Hay una frase que retrata como pocas la cultura política dominicana, “lo tuyo está caminando”. No dice sí, no dice no, no resuelve, no compromete, no cierra la puerta, pero tampoco la abre. Es la respuesta perfecta para mantener a alguien esperando sin asumir ninguna responsabilidad.
Esa frase es casi una institución paralela. Resume al político que no sabe decir que no y al ciudadano que ya no sabe a quién acudir. Porque en este país se le pide al dirigente lo que debería garantizar el Estado. Una medicina, un empleo, una cama en un hospital, una beca, una cita, una recomendación o una ayuda para sobrevivir.
Y aunque suene duro, muchas veces la gente tiene razón en pedir por lo personal. Lo hace porque lo colectivo falló primero. Porque las políticas públicas que prometieron resolver la vida de todos no llegan, no alcanzan o no funcionan. Cuando la institución no responde, aparece el político como atajo. Y cuando el político no resuelve, aparece la frase “lo tuyo está caminando”.
Es una frase frase cruel porque no libera ni resuelve. Mantiene al ciudadano atrapado en la espera, llamando, insistiendo, agradeciendo por adelantado algo que quizá nunca existió.
La política se acostumbró a vivir de esa ambigüedad.
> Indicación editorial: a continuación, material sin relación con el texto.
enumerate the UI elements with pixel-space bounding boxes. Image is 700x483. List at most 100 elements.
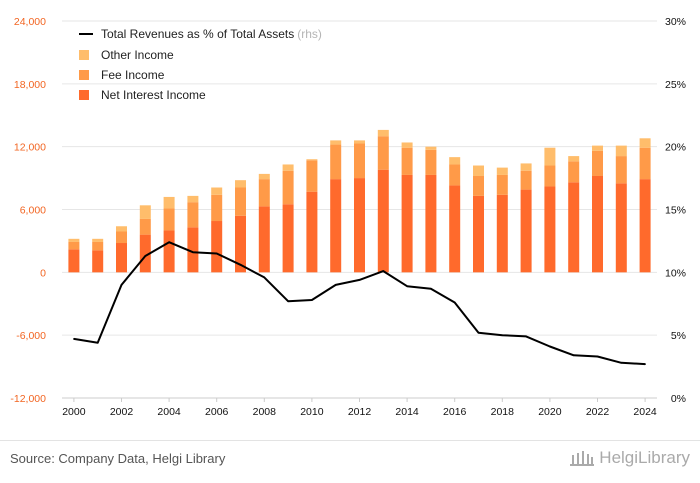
bar-other-income	[211, 187, 223, 195]
x-tick-label: 2010	[300, 406, 324, 418]
bar-fee-income	[330, 144, 342, 180]
bar-other-income	[449, 157, 461, 165]
x-tick-label: 2020	[538, 406, 562, 418]
bar-net-interest-income	[425, 174, 437, 273]
bar-fee-income	[401, 147, 413, 175]
y-left-tick-label: -12,000	[10, 393, 46, 405]
bar-fee-income	[544, 165, 556, 187]
line-point	[73, 338, 75, 340]
x-tick-label: 2022	[586, 406, 610, 418]
bar-fee-income	[354, 143, 365, 179]
bar-net-interest-income	[568, 182, 580, 273]
x-tick-label: 2024	[633, 406, 657, 418]
bar-other-income	[639, 138, 651, 148]
bar-fee-income	[139, 218, 151, 235]
legend-swatch-net-interest-income	[79, 90, 89, 100]
line-point	[620, 362, 623, 364]
legend-item-other-income[interactable]: Other Income	[79, 47, 174, 63]
footer-divider	[0, 440, 700, 441]
source-note: Source: Company Data, Helgi Library	[10, 451, 226, 466]
x-tick-label: 2002	[110, 406, 134, 418]
bar-fee-income	[568, 161, 580, 183]
line-point	[144, 255, 147, 257]
y-left-tick-label: 12,000	[14, 142, 46, 154]
y-right-tick-label: 25%	[665, 79, 686, 91]
bar-other-income	[235, 180, 246, 188]
x-tick-label: 2012	[348, 406, 372, 418]
line-point	[525, 335, 527, 338]
bar-fee-income	[306, 160, 318, 192]
bar-other-income	[330, 140, 342, 145]
legend-item-revenue-ratio[interactable]: Total Revenues as % of Total Assets (rhs…	[79, 26, 322, 42]
y-left-tick-label: 18,000	[14, 79, 46, 91]
bar-other-income	[377, 129, 389, 137]
bar-net-interest-income	[473, 195, 484, 273]
bar-net-interest-income	[401, 174, 413, 273]
bar-net-interest-income	[282, 204, 294, 273]
line-point	[168, 241, 170, 243]
x-tick-label: 2018	[491, 406, 515, 418]
bar-other-income	[139, 205, 151, 219]
bar-net-interest-income	[354, 178, 365, 273]
bar-other-income	[282, 164, 294, 171]
bar-other-income	[568, 156, 580, 162]
line-point	[358, 279, 361, 281]
bar-fee-income	[520, 170, 532, 190]
y-left-tick-label: 0	[40, 267, 46, 279]
bar-fee-income	[211, 194, 223, 222]
legend-swatch-other-income	[79, 50, 89, 60]
legend-label-revenue-ratio: Total Revenues as % of Total Assets	[101, 27, 295, 41]
bar-net-interest-income	[592, 175, 603, 273]
helgi-library-logo[interactable]: HelgiLibrary	[569, 448, 690, 468]
logo-text: HelgiLibrary	[599, 448, 690, 467]
bar-other-income	[544, 147, 556, 166]
line-point	[549, 345, 551, 348]
bar-other-income	[425, 146, 437, 150]
line-point	[596, 355, 599, 358]
legend-line-swatch	[79, 33, 93, 35]
line-point	[453, 301, 456, 304]
bar-fee-income	[282, 170, 294, 205]
bar-other-income	[520, 163, 532, 171]
line-point	[263, 276, 266, 279]
line-point	[572, 354, 575, 357]
y-right-tick-label: 10%	[665, 267, 686, 279]
bar-other-income	[163, 196, 175, 209]
y-left-tick-label: -6,000	[16, 330, 46, 342]
y-right-tick-label: 5%	[671, 330, 686, 342]
bar-other-income	[187, 195, 199, 203]
bar-net-interest-income	[92, 250, 104, 273]
bar-net-interest-income	[68, 249, 80, 273]
bar-fee-income	[92, 241, 104, 251]
bar-net-interest-income	[330, 179, 342, 273]
line-point	[644, 363, 646, 365]
bar-other-income	[258, 173, 270, 180]
bar-other-income	[354, 140, 365, 144]
bar-fee-income	[235, 187, 246, 216]
bar-fee-income	[496, 174, 508, 195]
line-point	[287, 300, 289, 303]
bar-net-interest-income	[211, 221, 223, 273]
line-point	[96, 341, 99, 344]
bar-net-interest-income	[139, 234, 151, 273]
bar-net-interest-income	[496, 194, 508, 273]
y-left-tick-label: 24,000	[14, 16, 46, 28]
bar-other-income	[116, 226, 127, 232]
bar-fee-income	[592, 150, 603, 176]
x-tick-label: 2008	[253, 406, 277, 418]
x-tick-label: 2004	[157, 406, 181, 418]
bar-fee-income	[615, 156, 627, 184]
chart: -12,000 -6,000 0 6,000 12,000 18,000 24,000 0% 5…	[10, 16, 686, 418]
legend-item-fee-income[interactable]: Fee Income	[79, 67, 164, 83]
x-tick-label: 2016	[443, 406, 467, 418]
bar-fee-income	[425, 149, 437, 175]
legend-swatch-fee-income	[79, 70, 89, 80]
line-point	[239, 263, 242, 266]
bar-other-income	[306, 159, 318, 161]
line-point	[192, 251, 194, 254]
bar-net-interest-income	[615, 183, 627, 273]
line-point	[501, 334, 504, 336]
bar-fee-income	[258, 179, 270, 207]
legend-label-other-income: Other Income	[101, 48, 174, 62]
legend-item-net-interest-income[interactable]: Net Interest Income	[79, 87, 206, 103]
Nadie quiere decir que no, porque el no cuesta. Pero mentir con delicadeza también tiene un precio. Degrada la confianza, humilla al ciudadano y convierte la necesidad en dependencia.
Un país serio no puede funcionar con expedientes eternamente caminando. O se resuelve, o se habla claro. Porque cuando todo “está caminando” y nada llega, lo único que realmente avanza es el cansancio de la gente.